Solutions: Click here to download the Excel solutions to the above problem and click on the sections below to reveal the written solutions to each part of the above exercise.
Assumptions
- The sample size is large enough to ensure that the sampling distribution is normal.
- The are data selected at random such that each data point is independent of the one-another.
- The sample is random, representative and non-bias.
Hypotheses
- H0: μ ≥ 100,000 or μ = 100,000 (we can always use an ‘=’ symbol for H0)
- HA: μ < 100,000
Rejection Region
We want to prove that the average number of kilometers the tires will last is less than 100,000 kilometers (km). If the sample of 100 tires last much less than 100,000 km, there is sufficient evidence to conclude that the real average duration of the tires is less than 100,000 km. This means we need a result in the left-tail or far below 100,000.
Type of Test
This is a left-tailed test.
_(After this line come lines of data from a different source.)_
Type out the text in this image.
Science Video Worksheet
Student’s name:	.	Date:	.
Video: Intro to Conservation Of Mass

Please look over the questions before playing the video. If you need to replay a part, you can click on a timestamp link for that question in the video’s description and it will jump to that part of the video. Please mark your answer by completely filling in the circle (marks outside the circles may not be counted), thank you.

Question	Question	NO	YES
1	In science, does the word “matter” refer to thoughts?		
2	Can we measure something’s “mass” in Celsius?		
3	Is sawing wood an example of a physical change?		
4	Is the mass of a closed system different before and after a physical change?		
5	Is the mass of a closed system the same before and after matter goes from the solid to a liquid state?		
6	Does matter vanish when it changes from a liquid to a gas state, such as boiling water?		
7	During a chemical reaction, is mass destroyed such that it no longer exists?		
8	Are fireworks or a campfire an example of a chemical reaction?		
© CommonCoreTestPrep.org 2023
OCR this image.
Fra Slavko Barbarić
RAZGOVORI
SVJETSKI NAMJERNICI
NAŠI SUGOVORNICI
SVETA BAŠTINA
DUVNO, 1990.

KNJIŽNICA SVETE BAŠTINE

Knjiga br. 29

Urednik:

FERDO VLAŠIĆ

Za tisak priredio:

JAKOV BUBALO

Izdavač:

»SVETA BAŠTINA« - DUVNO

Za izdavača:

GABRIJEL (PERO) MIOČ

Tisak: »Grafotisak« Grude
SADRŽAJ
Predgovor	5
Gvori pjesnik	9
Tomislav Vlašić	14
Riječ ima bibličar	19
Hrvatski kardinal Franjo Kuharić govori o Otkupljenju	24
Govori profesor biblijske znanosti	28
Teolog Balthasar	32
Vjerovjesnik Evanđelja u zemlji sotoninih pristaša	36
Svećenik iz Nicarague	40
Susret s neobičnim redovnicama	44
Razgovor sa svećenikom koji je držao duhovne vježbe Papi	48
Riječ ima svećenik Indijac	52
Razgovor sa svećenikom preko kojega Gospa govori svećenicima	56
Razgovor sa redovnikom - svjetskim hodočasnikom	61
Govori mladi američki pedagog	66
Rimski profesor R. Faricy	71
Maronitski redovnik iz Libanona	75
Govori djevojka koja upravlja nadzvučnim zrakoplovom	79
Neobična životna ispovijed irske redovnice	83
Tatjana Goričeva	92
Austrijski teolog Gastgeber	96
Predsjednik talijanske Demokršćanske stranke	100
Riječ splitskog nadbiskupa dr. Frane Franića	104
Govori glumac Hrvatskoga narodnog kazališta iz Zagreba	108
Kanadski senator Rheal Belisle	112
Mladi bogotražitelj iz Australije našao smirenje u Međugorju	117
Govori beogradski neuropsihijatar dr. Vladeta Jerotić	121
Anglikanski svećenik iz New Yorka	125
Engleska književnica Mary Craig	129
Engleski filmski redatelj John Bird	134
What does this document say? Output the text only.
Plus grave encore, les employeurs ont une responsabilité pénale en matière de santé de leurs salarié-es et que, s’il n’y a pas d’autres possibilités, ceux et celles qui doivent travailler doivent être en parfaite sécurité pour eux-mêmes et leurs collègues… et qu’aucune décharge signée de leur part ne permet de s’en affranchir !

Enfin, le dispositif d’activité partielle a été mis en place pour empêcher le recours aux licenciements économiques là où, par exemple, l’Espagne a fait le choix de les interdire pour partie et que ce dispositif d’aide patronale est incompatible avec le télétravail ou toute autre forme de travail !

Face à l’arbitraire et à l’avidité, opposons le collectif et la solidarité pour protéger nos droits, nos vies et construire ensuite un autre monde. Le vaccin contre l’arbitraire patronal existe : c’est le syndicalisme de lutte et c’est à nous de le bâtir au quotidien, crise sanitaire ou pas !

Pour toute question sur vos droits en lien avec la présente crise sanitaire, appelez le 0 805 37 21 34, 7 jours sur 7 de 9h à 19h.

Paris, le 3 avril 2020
In order to prove that the mean number of kilometers that tires last is lower than 100,000 km, we will need our sample result to be far enough below the stated mean of 100,000 and be, therefore, in the lower left tail.
Test Statistic
[latex]\begin{align} t_{test} &= \frac{\bar{x}-\mu}{\frac{s}{\sqrt{n}}} \\ &= \frac{98,000-100,000}{\frac{9,434}{\sqrt{100}}} \\ &= -2.1200 \end{align}[/latex]
P-value
Because we are performing a left-tailed test on a mean, we will use Excel’s T.DIST(ttest, n-1, TRUE) function:
[latex]p\text{-value}=\text{T.DIST}(-2.12, 99, \text{TRUE}) = 0.01825[/latex]
Decision
Because the p-value = 0.01825 (1.825%) is less than (<) the level of significance of 5% (0.05), we reject H0.
Conclusion
Because we rejected H0, there is sufficient evidence to conclude that the salesmen’s claim regarding the life expectancy of XYZ tires is an exaggeration.